The format of the output is as follows:

{
  "tokens_nb": 6,
  "truncated_text": "Hey, how are"
}

tokens_nb: The number of tokens in the given text
truncated_text: The part of the text which would be truncated

/v1/split_text (POST)

Splits a text in chunks. You can specify a minimal number of tokens present in each chunk. Each chunk will be delimited by separators you can specify.

The format of the input is as follows:

{
  "text": "Hey, how are you ? I am clearly fine. And you ? Exceptionally good, thanks for asking.",
  "num_tokens_in_chunk": 4,
  "separators": [".", "!", "?", "|", " .", " !", " ?", " |"]
}

text: The text to split
num_tokens_in_chunk: The minimal number of tokens you want in a chunk. The keyword is optional, the default value is 200.
separators: The list of separators which can separate the chunks. Note that they should be corresponding to tokens of the tokenizer. That's why it might be a good practice, depending on the specific tokenizer, to include a space in the separator (such as this : ?). This keyword is optional. The default value is [".", "!", "?", "|", " .", " !", " ?", " |"]

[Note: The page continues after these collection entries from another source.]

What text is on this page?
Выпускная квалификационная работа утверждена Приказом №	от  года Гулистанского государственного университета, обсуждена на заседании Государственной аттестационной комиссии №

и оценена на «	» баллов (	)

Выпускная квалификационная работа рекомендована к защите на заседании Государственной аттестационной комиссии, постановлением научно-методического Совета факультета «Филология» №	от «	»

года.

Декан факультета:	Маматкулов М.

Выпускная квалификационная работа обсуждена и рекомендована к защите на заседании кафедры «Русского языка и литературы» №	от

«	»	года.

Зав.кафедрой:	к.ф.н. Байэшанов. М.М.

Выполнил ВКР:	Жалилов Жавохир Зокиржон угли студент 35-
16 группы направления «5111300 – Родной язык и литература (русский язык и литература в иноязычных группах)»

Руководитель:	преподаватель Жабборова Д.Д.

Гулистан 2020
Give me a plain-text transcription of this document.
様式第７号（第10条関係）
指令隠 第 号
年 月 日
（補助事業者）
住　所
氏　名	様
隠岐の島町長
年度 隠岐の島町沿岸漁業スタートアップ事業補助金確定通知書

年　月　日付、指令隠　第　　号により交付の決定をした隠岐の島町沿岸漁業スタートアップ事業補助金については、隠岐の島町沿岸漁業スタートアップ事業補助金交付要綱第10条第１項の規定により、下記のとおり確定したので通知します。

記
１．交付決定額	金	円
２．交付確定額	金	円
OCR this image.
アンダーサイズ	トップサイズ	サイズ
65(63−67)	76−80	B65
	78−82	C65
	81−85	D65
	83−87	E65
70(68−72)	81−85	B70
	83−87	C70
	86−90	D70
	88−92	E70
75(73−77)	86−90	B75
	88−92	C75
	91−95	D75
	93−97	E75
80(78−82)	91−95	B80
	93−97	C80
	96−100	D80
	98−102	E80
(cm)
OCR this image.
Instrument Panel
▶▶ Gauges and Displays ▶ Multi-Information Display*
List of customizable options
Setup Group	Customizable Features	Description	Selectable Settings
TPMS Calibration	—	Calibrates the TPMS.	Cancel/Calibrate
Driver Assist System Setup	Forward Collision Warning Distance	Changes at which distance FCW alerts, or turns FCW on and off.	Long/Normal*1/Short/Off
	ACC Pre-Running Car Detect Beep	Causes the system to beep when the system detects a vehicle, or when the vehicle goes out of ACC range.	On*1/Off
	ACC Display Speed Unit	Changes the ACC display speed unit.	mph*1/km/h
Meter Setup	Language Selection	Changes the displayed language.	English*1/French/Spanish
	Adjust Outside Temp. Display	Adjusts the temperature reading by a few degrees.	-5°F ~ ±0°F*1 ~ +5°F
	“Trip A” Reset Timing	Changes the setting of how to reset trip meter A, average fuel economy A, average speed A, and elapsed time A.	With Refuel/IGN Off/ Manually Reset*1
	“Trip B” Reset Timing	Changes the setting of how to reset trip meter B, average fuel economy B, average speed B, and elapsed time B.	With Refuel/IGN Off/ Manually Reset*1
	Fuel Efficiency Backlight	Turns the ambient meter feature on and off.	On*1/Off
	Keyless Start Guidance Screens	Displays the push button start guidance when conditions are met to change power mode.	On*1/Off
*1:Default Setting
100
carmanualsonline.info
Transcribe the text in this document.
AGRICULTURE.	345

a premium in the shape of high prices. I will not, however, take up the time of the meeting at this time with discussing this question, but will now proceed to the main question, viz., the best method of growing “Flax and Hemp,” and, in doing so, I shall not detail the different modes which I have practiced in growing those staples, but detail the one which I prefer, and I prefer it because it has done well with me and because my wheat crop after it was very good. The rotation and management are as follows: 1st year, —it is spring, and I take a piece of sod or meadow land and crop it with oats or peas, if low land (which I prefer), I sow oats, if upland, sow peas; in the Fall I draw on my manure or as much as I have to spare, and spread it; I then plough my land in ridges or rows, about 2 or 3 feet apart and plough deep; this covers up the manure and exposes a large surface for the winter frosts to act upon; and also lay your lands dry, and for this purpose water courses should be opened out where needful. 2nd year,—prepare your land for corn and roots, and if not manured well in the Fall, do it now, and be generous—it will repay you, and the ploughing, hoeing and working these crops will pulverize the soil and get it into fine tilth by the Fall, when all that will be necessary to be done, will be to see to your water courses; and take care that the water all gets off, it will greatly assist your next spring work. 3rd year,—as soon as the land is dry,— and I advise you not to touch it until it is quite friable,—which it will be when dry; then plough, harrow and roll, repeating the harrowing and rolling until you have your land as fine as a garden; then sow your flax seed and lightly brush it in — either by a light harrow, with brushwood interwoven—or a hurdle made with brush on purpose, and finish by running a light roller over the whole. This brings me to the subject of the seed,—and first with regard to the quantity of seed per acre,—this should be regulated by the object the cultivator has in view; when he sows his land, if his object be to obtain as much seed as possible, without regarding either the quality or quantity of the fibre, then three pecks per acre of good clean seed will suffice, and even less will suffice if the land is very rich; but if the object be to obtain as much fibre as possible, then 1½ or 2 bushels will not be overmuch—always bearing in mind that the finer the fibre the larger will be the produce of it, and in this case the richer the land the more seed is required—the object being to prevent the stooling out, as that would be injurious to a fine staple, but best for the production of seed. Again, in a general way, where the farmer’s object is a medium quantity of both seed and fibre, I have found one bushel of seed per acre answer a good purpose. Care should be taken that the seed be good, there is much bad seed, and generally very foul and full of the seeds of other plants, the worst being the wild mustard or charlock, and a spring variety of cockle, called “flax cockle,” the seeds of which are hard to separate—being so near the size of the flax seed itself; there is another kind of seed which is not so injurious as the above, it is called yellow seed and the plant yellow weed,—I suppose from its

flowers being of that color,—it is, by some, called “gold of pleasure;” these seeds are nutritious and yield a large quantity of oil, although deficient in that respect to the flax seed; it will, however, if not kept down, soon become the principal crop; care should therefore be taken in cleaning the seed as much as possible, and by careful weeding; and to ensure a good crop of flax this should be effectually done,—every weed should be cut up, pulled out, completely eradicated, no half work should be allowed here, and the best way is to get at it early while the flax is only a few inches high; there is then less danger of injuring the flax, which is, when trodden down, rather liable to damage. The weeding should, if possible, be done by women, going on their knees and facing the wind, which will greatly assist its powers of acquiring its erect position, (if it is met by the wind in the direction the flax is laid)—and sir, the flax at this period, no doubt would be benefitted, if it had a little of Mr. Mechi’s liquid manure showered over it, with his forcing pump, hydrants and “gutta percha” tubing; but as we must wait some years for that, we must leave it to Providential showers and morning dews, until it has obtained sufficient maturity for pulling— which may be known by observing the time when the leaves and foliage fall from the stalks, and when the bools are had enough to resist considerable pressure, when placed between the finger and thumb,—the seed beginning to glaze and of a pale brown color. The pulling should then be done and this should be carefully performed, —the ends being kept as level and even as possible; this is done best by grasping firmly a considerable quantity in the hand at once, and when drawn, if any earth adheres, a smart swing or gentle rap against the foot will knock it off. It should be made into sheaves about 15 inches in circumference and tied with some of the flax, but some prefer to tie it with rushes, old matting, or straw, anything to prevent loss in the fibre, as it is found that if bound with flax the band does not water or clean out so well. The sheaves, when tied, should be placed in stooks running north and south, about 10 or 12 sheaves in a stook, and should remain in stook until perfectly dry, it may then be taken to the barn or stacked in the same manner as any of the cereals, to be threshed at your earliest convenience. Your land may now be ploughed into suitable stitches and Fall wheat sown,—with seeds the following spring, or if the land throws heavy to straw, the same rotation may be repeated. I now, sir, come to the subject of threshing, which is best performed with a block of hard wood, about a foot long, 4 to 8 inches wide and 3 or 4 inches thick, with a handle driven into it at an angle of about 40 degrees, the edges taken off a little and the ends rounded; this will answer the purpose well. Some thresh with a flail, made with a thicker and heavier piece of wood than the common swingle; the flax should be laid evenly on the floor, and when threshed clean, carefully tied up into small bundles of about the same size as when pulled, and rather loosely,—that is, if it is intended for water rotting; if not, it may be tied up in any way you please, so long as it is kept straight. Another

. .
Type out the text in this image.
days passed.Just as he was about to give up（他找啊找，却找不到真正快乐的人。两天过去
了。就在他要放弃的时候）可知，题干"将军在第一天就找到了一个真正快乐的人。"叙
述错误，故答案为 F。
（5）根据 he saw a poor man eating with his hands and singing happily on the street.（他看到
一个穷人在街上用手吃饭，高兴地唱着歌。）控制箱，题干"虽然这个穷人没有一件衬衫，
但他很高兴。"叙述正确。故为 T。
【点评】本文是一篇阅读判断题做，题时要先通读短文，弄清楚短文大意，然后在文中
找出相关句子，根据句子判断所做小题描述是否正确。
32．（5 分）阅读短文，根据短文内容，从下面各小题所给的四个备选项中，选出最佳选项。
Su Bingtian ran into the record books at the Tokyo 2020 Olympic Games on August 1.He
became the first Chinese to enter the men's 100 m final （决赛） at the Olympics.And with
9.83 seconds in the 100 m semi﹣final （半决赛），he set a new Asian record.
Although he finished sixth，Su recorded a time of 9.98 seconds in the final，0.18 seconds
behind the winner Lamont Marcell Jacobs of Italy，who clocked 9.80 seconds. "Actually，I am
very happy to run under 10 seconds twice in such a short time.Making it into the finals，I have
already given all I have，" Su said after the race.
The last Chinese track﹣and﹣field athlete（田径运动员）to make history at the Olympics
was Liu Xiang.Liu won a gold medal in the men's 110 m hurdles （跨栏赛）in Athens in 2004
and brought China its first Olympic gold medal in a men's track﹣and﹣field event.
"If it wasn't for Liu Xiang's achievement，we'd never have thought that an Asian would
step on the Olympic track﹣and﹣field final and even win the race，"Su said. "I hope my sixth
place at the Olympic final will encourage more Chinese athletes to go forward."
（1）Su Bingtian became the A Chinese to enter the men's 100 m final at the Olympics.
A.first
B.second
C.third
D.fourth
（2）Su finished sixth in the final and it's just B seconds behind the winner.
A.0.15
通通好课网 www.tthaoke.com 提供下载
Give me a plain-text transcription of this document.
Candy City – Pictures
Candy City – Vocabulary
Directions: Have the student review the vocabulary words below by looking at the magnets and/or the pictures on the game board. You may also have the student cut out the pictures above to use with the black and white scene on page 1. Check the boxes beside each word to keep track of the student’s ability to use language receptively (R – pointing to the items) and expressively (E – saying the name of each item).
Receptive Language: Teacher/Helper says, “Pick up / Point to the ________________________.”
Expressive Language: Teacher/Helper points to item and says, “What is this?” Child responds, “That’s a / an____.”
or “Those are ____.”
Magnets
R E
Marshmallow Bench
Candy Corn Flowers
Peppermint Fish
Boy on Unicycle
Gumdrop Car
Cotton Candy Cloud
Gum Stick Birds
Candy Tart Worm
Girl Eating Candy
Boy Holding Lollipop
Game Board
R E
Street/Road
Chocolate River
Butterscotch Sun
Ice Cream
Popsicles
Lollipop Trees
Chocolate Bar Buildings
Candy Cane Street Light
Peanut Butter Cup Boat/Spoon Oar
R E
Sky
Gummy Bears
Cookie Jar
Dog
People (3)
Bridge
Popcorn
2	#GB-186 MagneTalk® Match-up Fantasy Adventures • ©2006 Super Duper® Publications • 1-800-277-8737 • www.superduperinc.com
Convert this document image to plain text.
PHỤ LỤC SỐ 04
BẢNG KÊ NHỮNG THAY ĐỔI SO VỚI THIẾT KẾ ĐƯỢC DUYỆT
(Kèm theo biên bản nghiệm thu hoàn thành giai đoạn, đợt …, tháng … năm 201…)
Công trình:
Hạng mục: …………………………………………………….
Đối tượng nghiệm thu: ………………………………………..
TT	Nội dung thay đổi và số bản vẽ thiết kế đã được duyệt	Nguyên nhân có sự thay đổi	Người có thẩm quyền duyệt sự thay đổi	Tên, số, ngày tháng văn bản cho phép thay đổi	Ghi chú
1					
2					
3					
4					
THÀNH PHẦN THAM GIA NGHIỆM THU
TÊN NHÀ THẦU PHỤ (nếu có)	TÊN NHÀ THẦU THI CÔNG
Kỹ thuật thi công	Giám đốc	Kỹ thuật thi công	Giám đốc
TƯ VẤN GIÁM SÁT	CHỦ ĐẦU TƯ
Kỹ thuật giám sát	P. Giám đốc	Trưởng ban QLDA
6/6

The format of the output is as follows:

{
  "split_text": [
    "Hey, how are you ?",
    " I am clearly fine.",
    " And you ? Exceptionaly good, thanks for asking."
  ]
}

split_text: The list of chunks obtained by splitting the text. Note that in this example, in the last chunk, even though " ?" is a separator, it was not split in two since " And you ?" is less than 4 tokens.